Es ist ferner erheblich, daß es in Wien zu dieser Höhe gelangt ist, die es anerkanntermaaßen in Berlin nicht erreicht hat, und wogegen vollends alles was zur selben Zeit in London erlebt worden ist, abermals die Signatur einer gereifteren, gesitteteren Volkswirthschaft bedeutet.

Wir reden hier nicht von den Erscheinungen die sich zunächst noch als chronische aber verhältnißmäßig geringfügige anhängen an die heutigen Kapitalmärkte, an deren Werthpapierhandel u. s. w., wie etwa den neuesten Spekulationen in Goldbergwerksantheilen 1), die zumal in London gestiegen und gefallen sind. Wir reden von jenen gewaltsamen Uebertreibungen und Katastrophen und in denen ist der Fortschritt unverkennbar, Hand in Hand mit den Fortschritten des Staats, der Gesellschaft und der Volkswirthschaft.
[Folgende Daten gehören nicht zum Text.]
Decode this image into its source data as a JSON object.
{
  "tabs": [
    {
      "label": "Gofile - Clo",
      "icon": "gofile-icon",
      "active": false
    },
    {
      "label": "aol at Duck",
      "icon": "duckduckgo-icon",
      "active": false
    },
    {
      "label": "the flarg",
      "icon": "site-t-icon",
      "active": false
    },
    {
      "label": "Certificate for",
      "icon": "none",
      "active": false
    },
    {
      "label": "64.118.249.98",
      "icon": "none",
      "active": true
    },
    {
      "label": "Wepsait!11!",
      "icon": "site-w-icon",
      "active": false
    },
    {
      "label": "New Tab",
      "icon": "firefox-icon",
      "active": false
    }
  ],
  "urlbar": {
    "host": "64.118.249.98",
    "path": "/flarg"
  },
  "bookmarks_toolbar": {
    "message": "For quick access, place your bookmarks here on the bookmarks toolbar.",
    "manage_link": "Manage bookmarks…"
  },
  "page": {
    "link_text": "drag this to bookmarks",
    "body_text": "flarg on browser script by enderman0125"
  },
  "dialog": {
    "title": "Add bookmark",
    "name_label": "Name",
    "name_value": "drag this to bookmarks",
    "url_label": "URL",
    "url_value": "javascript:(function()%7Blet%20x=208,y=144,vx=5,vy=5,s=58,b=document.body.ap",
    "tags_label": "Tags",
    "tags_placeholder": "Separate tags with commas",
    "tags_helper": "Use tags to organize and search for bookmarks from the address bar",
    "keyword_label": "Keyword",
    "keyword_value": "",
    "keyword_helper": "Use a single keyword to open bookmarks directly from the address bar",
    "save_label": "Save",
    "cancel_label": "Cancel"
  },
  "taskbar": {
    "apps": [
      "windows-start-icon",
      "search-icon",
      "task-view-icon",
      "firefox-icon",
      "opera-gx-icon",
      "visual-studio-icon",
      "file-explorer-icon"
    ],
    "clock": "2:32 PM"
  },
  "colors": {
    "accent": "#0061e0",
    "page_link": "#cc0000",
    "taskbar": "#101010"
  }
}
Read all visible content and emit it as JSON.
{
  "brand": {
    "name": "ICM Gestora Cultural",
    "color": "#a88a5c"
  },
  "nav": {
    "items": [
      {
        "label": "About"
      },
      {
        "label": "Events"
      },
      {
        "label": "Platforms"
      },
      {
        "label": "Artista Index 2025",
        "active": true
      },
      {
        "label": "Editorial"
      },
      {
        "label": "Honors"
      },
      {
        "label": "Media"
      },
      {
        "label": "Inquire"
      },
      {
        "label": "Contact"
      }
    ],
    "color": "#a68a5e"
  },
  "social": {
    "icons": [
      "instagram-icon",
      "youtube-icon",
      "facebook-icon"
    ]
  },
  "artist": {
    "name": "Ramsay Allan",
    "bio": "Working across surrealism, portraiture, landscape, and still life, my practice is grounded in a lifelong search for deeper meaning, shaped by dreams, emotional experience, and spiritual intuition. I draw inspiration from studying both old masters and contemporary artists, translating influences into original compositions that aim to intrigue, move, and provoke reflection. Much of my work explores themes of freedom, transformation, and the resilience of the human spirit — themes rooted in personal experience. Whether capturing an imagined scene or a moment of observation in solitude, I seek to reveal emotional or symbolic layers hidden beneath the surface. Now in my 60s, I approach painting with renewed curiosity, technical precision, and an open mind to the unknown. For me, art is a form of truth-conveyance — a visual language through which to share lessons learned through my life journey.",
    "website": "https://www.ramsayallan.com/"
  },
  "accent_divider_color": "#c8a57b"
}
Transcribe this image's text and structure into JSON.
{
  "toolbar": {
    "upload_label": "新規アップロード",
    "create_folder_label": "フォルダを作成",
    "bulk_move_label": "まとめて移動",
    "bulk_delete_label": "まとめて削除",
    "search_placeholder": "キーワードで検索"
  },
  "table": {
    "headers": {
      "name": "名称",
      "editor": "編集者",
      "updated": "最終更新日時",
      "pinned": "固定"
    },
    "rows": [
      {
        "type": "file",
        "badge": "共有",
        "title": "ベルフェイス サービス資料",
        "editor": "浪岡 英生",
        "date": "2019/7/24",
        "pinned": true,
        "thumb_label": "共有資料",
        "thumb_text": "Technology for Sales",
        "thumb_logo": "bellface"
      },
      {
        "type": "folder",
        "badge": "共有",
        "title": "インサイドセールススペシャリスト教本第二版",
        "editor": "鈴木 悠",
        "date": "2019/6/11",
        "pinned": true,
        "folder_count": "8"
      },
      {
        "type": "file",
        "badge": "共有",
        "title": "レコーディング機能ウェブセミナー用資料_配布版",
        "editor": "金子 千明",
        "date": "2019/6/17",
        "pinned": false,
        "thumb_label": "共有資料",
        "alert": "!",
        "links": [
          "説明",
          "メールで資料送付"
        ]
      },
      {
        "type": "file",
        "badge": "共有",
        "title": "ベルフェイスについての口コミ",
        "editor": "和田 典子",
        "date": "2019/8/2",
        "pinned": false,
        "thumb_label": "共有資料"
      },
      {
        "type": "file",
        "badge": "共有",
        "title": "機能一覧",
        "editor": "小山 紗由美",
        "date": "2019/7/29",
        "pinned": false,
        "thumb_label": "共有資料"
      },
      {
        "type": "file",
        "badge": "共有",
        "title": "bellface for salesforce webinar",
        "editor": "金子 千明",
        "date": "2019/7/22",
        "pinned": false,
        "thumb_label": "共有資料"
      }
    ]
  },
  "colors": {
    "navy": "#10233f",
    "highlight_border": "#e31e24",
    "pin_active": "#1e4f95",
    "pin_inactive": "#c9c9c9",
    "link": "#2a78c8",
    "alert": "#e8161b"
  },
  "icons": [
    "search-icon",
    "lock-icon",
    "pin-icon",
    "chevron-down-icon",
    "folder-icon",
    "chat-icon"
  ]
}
Man hat den vergeblichen Versuch gemacht, eine Periodicität der Krisen zu behaupten; man hat ihre Wiederkehr gar mit gewissen kosmischen Erscheinungen in Zusammenhang bringen wollen. Eine große Verirrung. In der fortschreitenden Vernunft, in der fortschreitenden wirthschaftlichen Cultur, und zwar in erster Reihe der Handeltreibenden selber, liegt die Norm für Wiederkehr und Art der Krisen.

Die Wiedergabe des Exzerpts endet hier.